Changed load situations in distribution grids
The distribution grid is also experiencing major changes: Due to the increasing share of renewable energies and the increased electrification in the transport and heating sector, there are greatly changed load situations. In order to enable the operation of the distribution grids without violating limit values, new concepts for grid operation are needed in addition to targeted expansion measures. Grid-serving operating and control concepts for the generation plants connected to the distribution grid continue to ensure stable and safe operation.
Flexibility to exploit the potential of renewable energies
Another challenge for the electrical power grid: RE plants, and here especially plants with solar and wind energy, have a volatile power feed-in. However, there must be a power balance in the electricity grid at any given moment. This requires flexibilities that ultimately help to ensure that the full potential of renewable energies can be exploited.
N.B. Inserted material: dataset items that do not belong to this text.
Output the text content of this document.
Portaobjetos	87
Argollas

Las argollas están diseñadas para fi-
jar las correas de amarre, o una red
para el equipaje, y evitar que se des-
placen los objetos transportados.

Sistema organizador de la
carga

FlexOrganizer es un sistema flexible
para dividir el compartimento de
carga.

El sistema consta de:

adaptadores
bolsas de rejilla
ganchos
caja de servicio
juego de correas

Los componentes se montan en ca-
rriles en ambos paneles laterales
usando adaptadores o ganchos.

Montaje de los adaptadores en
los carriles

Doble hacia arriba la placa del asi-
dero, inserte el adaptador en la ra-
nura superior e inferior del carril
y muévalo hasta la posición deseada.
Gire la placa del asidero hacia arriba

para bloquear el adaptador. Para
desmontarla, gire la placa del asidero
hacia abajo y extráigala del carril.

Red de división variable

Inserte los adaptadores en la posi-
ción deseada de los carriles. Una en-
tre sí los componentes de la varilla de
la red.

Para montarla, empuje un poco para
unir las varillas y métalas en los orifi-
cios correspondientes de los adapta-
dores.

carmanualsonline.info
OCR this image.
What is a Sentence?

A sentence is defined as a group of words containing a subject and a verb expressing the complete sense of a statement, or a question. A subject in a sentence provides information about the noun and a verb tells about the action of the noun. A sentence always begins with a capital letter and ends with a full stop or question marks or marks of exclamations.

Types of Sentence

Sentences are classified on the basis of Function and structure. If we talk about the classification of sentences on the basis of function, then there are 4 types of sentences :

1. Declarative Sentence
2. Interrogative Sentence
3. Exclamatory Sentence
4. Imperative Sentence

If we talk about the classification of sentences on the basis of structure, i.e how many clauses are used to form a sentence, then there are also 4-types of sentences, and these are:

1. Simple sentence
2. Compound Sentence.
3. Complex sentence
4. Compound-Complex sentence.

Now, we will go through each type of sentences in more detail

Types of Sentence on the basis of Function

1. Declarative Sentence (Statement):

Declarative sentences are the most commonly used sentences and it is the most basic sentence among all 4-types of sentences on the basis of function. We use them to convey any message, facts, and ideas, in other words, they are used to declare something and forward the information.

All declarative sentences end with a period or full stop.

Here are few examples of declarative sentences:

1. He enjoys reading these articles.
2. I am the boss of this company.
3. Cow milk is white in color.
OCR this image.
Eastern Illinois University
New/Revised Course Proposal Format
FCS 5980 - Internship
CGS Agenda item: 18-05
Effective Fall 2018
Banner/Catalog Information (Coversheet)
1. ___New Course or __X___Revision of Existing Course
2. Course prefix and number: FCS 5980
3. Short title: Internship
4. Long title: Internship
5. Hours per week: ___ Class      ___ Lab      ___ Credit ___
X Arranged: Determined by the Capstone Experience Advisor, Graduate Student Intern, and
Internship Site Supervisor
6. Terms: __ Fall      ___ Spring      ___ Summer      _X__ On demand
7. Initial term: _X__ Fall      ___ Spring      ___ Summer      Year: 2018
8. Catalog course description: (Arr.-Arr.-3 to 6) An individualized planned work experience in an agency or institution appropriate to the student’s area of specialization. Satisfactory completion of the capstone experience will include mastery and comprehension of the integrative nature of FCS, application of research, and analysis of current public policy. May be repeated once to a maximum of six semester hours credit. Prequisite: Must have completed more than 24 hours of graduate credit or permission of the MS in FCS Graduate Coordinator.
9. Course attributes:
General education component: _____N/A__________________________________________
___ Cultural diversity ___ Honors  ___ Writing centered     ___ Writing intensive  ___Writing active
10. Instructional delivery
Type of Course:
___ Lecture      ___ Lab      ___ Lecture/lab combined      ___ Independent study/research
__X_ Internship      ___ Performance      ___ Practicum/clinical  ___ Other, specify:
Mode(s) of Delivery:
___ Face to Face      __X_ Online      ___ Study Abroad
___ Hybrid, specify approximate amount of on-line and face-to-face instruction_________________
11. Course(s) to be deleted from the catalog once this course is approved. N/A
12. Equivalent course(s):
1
One possibility to use local power surpluses is the direct coupling of neighbouring distribution grids, which has not been used so far. For this purpose, comparable to HVDC in the transmission grid, power flow regulating equipment, so-called “Unified Power Flow Controllers” (UPFC) can be used.
Laboratory of Electrical Power Supply Using Renewable Energies (E5)
The E5 laboratory researches the issues described in the article with the help of mathematical modelling of electrical energy supply networks using simulation programmes such as Matlab/Simulink, PowerFactory, PandaPower or similar. The focus is on new control concepts for a stable and flexible electrical energy supply network of the future, which is supplied from renewable energies.